The values of the constants a₁ and a₂ would have been known if we had the initial values of the differential equations. Other numerical values can be identified straight away from the X or D matrix. X has the 2 eigenvectors (columns) and D contains the eigenvalues (diagonal elements). Assume initial values for x₁(t) and x₂(t) and that these are:
x₁(0)=1 and x₂(0)=4.

This gives us an entire new equation system if the initial values are inserted in Eq1 and Eq2.

-0.4472 a₁ – 0.8944 a₂ = 1

0.8944 a₁ – 0.4472 a₂ = 4

Now we have an equation system with 2 unknowns and 2 equations. We can now find an exact solution. This is easily solved in Matlab.

X*a=b where a=[ a₁ ; a₂] , b=[ 1 ; 4] and X=[-0.4472 -0.8944; 0.8944 -0.4472]

The solution becomes:

>> a=X\b
a =
3.1305
-2.6833

It is now possible to plot the solutions x₁(t) and x₂(t) during the first second.

>> t=0:0.1:1;
>> x1=a(1)*exp(D(1,1)*t)*X(1,1)+a(2)*exp(D(2,2)*t)*X(1,2);
>> x2=a(1)*exp(D(1,1)*t)*X(2,1)+a(2)*exp(D(2,2)*t)*X(2,2);
>> plot(t,x1,t,x2,'-.'),grid ,legend('x1(t),'x2(t)')
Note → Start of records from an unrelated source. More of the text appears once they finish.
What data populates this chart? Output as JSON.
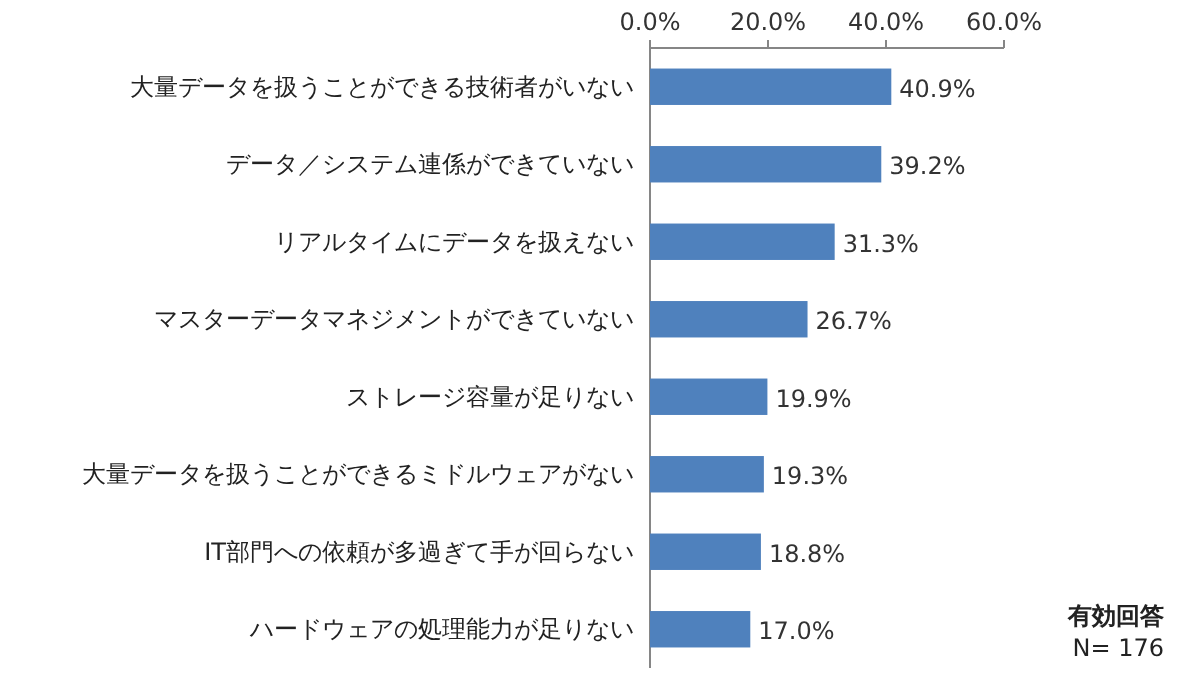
{
  "chart_data": {
    "type": "bar",
    "orientation": "horizontal",
    "categories": [
      "大量データを扱うことができる技術者がいない",
      "データ／システム連係ができていない",
      "リアルタイムにデータを扱えない",
      "マスターデータマネジメントができていない",
      "ストレージ容量が足りない",
      "大量データを扱うことができるミドルウェアがない",
      "IT部門への依頼が多過ぎて手が回らない",
      "ハードウェアの処理能力が足りない"
    ],
    "values": [
      40.9,
      39.2,
      31.3,
      26.7,
      19.9,
      19.3,
      18.8,
      17.0
    ],
    "value_labels": [
      "40.9%",
      "39.2%",
      "31.3%",
      "26.7%",
      "19.9%",
      "19.3%",
      "18.8%",
      "17.0%"
    ],
    "color": "#4f81bd",
    "xlim": [
      0,
      60
    ],
    "xticks": [
      {
        "value": 0,
        "label": "0.0%"
      },
      {
        "value": 20,
        "label": "20.0%"
      },
      {
        "value": 40,
        "label": "40.0%"
      },
      {
        "value": 60,
        "label": "60.0%"
      }
    ],
    "annotations": [
      "有効回答\nN= 176"
    ]
  }
}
See the result of the plot below in Figure 2.

Solutions for Example 2

Sparse matrices are matrices with very few nonzero elements. This can be useful to know, when we are dealing with calculations and memory allocation. In Matlab we can request that a mxm – matrix be reduced to a sparse matrix.
Only the nonzero positions and the value need to be stored in the memory. Create an identity matrix!

>> A=eye(1000) % The diagonal elements are 1, the others are 0.
% The size of the matrix is 1000x1000.

Check how many bytes are allocated in the memory (Workspace). Now use the sparse command to save memory.

>> B=sparse(A) % A has become a sparse matrix.
>> whos

Compare the memory allocation between A and B. What do you think? Also check the number of rows and columns in A and B. Does it matter, when it comes to time demand? Let us make a simple calculation. Multiply the matrix A with the scalar 3.

>> 3*A

We can simply measure the time to execute the command. This can be done using the commands tic and toc.

>> tic, 3*A, toc % tic starts clock and toc stops clock.

The time elapsed can be found in the command window. Compare it with the scalar multiplication of the sparse matrix below.

>> tic, 3*B, toc % Starts timer for the command 3*B.

We can see a clear difference, so it could matter if we must save both time and memory. In the table below we give some examples of Matlab commands that can be applied to sparse matrices.

speye(A): Gives a sparse matrix, with ones on the main diagonal.
sprand(A): Gives a sparse matrix with random numbers (0-1) on the nonzero positions.
sprandn(A): Same as above, but the elements are normally distributed (-1 to 1).
spones(A): Gives a sparse matrix with ones as the only nonzero elements.
full(A): Makes a full matrix from a sparse matrix A.
nnz(A): Gives the number of nonzero elements in the matrix A.
issparse(A): Returns 1, if the matrix is sparse or otherwise 0.
nonzeros(A): Returns a vector with all of the nonzero elements in A.
find(A): Gives an index for all nonzero elements in matrix A, regardless whether A is a sparse matrix or not.